In [1]:
import math
import torch
import torch.nn as nn
import torch.nn.functional as F
import torch.utils.data
from torchvision import datasets,transforms
from tqdm import tqdm
from d2l import torch as d2l

torch.manual_seed(0)
torch.cuda.manual_seed(0)

## 先训练老师模型

In [4]:
#定义老师模型的网络
class TeacherNet(nn.Module):
    def __init__(self) -> None:
        super(TeacherNet,self).__init__()
        self.net=nn.Sequential(
            nn.Conv2d(1,32,3,1),nn.ReLU(),
            nn.Conv2d(32,64,3,1),nn.ReLU(),
            nn.MaxPool2d(2),
            nn.Dropout2d(0.3),nn.Flatten(),
            nn.Linear(9216,128),nn.ReLU(),
            nn.Dropout2d(0.5),
            nn.Linear(128,10),
        )
        
    def forward(self,x):
        return self.net(x)

In [48]:
def train_teacher(model,device,train_loader,optimizer,epoch):
    model.train()
    trained_samples=0
    train_loss,train_acc=[],[]
    
    for batch_idx,(data,target) in enumerate(train_loader):
        data,target=data.to(device),target.to(device)
        optimizer.zero_grad()
        output=model(data)
        loss=F.cross_entropy(output,target)
        loss.backward()
        optimizer.step()

        trained_samples+=len(data)
        progress=math.ceil(batch_idx/len(train_loader)*50)
        print("\rTrain epoch %d:%d/%d,[%-51s]%d%%" % (epoch,trained_samples,len(train_loader.dataset),'-'*progress+'>',progress*2),end='')
        # acc=(output.argmax(dim=-1)==target).float().mean()

        # #记录损失和精度
        # train_loss.append(loss.item())
        # train_acc.append(acc)
        # print(f'训练周期：{epoch+1:03d}/{num_epoch:03d} 训练损失：{train_loss:.5f} 训练精度：{train_acc:.5f}')
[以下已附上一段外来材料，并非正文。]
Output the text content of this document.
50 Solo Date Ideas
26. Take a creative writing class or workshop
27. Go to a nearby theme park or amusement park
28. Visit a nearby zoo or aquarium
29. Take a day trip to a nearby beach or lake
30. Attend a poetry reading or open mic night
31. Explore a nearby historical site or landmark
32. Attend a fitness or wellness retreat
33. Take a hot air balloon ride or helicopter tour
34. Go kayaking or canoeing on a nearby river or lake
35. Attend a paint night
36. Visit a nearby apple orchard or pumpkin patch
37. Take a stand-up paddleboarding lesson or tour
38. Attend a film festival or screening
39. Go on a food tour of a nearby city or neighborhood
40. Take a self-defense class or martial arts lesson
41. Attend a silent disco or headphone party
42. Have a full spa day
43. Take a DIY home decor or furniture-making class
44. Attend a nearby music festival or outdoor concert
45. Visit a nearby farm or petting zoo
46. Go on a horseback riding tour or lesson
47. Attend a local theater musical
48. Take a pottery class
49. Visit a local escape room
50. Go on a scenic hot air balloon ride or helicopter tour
def test_teacher(model,device,test_loader):
    model.eval()
    test_loss=0
    correct=0

    with torch.no_grad():
        for data,target in test_loader:
            data,target =data.to(device),target.to(device)
            output=model(data)
            test_loss+=F.cross_entropy(output,target,reduction='sum').item()
            pred=output.argmax(dim=1,keepdim=True)
            correct+=pred.eq(target.view_as(pred)).sum().item()

    test_loss/=len(test_loader.dataset)

    print('\nTest:average loss:{:.4f},accuracy:{}/{} ({:.0f}%)'.format(test_loss,correct,len(test_loader.dataset),100.*correct/len(test_loader.dataset)))

    return test_loss,correct/len(test_loader.dataset)

In [49]:
def teacher_main():
    num_epochs=10
    batch_size=64
    torch.manual_seed(0)

    device=torch.device("cuda" if torch.cuda.is_available() else "cpu")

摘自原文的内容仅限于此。